I have a problem.
I can’t sit still.
For some reason I have to be doing something and even when I’m physically not doing a “thing,” my mind is racing to what I could be doing.
I didn’t realize this until my most recent vacation. Spending time in another place has a way of showing you exactly how addicted to busyness you really are. For the first time ever, I went on vacation alone with no real itinerary. My only commitments included meeting up with a few friends for lunch and just going with the flow.
For some reason, those were the slowest five days I’ve ever experienced. My mind was forced to slow down because I had no clue what the next thing was on my list. I wasn’t looking forward to anything at all, or at least I shouldn’t have been. I made a list of things I’d like to do while I was there, but convinced myself not to plan a thing.
I had a moment of clarity one day at lunch with a friend when I realized how quickly I had consumed my meal. There I was done, wiping my face, while she was taking her time to eat. Why was I rushing when I had no particular place to be after that? I couldn’t even begin to tell anyone if the food was good or what it even tasted like because I literally finished it in five minutes.
It served as a reminder to me to learn to be still. Learn to savor the flavor of life. Learn to be present.
After that, I made it my mission to take in everything while I was on vacation. I woke up every morning to watch the sunrise, because it’s obviously completely different than my normal view. I got real still; listening to the waves, watching as the sun came over the horizon, how the colors of the sky changed minute by minute, how the birds interacted with each other, flying about the pink and orange sky, how the wind came by calmly to provide some cool relief from the Florida heat, how incredibly fierce the sun is in size, power and purpose and how it literally changed from dawn to day.
I began to actually hear my breath, focusing on slowing it down to a calm rhythm instead of the anxiety-ridden rhythm I’m used to.
I began to focus on what was present instead of what was to come and realized how much better I felt as a result.

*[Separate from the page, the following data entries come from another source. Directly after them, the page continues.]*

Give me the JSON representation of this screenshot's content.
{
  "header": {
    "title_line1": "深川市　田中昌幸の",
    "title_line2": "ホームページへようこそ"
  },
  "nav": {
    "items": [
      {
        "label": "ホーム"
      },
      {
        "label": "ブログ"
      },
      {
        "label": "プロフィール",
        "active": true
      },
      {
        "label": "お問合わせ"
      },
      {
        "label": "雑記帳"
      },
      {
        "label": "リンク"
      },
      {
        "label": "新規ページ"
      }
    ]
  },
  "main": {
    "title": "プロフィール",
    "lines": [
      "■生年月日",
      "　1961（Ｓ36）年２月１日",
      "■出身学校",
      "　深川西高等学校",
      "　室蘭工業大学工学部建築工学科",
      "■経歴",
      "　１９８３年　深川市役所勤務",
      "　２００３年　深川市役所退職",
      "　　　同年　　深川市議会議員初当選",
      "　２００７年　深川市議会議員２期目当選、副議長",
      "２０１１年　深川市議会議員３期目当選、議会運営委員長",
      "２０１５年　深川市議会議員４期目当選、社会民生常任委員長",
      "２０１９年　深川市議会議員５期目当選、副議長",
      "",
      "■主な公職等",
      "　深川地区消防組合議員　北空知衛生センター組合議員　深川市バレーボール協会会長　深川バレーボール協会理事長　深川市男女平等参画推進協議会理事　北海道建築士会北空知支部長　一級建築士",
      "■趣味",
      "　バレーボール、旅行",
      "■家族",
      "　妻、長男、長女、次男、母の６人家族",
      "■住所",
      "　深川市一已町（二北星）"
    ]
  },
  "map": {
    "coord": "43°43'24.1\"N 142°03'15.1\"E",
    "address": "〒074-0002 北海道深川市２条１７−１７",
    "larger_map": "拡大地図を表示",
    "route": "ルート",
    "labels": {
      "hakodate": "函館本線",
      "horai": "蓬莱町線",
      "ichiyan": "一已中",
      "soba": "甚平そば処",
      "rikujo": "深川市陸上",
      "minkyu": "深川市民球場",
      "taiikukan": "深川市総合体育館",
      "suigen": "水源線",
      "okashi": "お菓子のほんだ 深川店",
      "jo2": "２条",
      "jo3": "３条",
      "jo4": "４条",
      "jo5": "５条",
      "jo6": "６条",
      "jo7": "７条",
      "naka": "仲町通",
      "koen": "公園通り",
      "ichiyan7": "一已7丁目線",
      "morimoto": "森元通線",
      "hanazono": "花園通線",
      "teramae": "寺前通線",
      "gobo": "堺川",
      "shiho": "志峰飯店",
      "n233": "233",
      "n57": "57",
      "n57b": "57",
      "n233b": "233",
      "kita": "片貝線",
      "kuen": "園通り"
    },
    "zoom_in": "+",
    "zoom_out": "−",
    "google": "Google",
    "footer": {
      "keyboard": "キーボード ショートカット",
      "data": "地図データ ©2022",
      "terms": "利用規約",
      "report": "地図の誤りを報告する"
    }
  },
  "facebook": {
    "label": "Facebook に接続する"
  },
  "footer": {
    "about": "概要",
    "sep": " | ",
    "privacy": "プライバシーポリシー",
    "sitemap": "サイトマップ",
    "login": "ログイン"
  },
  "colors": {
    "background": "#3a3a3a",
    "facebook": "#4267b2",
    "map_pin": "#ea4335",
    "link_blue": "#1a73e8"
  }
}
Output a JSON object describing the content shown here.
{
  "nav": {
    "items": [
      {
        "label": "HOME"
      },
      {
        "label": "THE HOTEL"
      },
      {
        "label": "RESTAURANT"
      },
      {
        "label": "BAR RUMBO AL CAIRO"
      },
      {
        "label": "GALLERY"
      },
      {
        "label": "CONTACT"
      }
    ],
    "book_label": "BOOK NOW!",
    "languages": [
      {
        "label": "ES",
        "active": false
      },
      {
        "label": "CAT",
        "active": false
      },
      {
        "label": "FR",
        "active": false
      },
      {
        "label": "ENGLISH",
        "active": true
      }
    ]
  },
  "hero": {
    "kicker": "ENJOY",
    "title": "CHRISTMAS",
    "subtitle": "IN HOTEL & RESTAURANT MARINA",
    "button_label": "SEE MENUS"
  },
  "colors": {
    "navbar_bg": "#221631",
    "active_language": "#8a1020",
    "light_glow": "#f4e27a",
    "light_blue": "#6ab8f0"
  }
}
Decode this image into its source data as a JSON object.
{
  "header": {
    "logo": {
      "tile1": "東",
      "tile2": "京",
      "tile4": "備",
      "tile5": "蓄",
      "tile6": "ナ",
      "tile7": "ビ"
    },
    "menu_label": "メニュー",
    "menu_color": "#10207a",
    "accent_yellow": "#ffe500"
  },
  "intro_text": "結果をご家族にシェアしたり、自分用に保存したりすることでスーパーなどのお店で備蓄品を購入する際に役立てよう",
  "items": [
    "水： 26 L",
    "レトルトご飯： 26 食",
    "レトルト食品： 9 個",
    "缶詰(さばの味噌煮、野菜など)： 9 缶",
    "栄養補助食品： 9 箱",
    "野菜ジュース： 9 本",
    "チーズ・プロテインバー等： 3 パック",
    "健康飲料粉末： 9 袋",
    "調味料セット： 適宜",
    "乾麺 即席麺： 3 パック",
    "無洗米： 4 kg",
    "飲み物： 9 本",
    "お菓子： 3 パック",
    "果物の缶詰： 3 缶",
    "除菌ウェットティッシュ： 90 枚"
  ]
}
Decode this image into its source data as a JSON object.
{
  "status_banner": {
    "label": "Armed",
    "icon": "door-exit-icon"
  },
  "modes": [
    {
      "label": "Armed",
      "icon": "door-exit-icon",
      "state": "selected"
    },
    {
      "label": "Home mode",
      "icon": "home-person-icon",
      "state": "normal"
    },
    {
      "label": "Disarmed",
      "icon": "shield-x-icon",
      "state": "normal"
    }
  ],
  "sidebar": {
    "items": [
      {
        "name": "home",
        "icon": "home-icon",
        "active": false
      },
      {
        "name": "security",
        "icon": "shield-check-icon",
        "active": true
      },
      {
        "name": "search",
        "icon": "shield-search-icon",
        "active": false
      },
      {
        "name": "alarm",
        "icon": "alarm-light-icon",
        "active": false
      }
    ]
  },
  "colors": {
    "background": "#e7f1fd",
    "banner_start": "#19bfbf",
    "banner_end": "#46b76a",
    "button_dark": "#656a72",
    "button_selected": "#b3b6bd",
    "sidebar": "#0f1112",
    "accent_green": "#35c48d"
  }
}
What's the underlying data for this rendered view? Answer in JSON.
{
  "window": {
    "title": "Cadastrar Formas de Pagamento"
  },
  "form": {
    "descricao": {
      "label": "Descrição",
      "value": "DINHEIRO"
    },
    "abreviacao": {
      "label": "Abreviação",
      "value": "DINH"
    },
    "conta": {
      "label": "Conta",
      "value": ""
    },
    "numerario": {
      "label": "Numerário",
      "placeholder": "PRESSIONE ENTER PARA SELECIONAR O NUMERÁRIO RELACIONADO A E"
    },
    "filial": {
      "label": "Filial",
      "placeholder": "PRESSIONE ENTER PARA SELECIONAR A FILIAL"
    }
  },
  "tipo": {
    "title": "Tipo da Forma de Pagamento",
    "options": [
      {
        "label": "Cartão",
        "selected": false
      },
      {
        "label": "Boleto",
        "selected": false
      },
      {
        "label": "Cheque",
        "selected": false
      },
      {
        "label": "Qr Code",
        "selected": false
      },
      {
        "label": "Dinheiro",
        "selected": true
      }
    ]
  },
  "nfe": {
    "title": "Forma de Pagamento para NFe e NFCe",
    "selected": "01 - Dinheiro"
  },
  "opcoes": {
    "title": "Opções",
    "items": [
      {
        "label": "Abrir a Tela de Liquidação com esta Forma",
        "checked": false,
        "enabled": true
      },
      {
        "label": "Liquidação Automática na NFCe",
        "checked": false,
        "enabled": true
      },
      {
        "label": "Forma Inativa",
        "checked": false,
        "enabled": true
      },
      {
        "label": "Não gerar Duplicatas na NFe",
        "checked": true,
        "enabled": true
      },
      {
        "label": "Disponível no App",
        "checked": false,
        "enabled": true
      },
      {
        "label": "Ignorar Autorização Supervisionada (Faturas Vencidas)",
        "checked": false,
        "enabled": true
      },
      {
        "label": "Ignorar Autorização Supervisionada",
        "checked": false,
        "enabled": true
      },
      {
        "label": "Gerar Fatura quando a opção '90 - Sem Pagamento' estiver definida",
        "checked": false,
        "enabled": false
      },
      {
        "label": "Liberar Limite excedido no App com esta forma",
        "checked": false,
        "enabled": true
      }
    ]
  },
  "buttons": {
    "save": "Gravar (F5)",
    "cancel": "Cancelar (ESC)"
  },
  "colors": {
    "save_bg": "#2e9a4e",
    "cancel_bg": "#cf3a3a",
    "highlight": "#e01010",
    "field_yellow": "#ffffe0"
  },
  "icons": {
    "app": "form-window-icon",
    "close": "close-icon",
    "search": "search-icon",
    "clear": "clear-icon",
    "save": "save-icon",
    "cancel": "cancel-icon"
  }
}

Being still put a lot of things into perspective for me. In stillness we can appreciate our true nature. We can think clearly and hear answers that we’d otherwise ignore because we’re distracted. I tend to overwork myself — over-committing to things out of perceived obligation and fear of letting others down, completely ignoring the fact that my output basically stinks when I’m in that situation. I’ve lately detached myself from every obligation that doesn’t benefit me first or that I perceive will drain my energy. I was so busy that I wasn’t taking care of myself or working towards my own goals. I spent a lot of time helping others achieve theirs and couldn’t really hear or decide where I was going next.
It’s only temporary, but sometimes it’s important to step away from the busyness and just be open to the insights that arise in the quiet spaces. They will point you in the right direction. Learn to be still.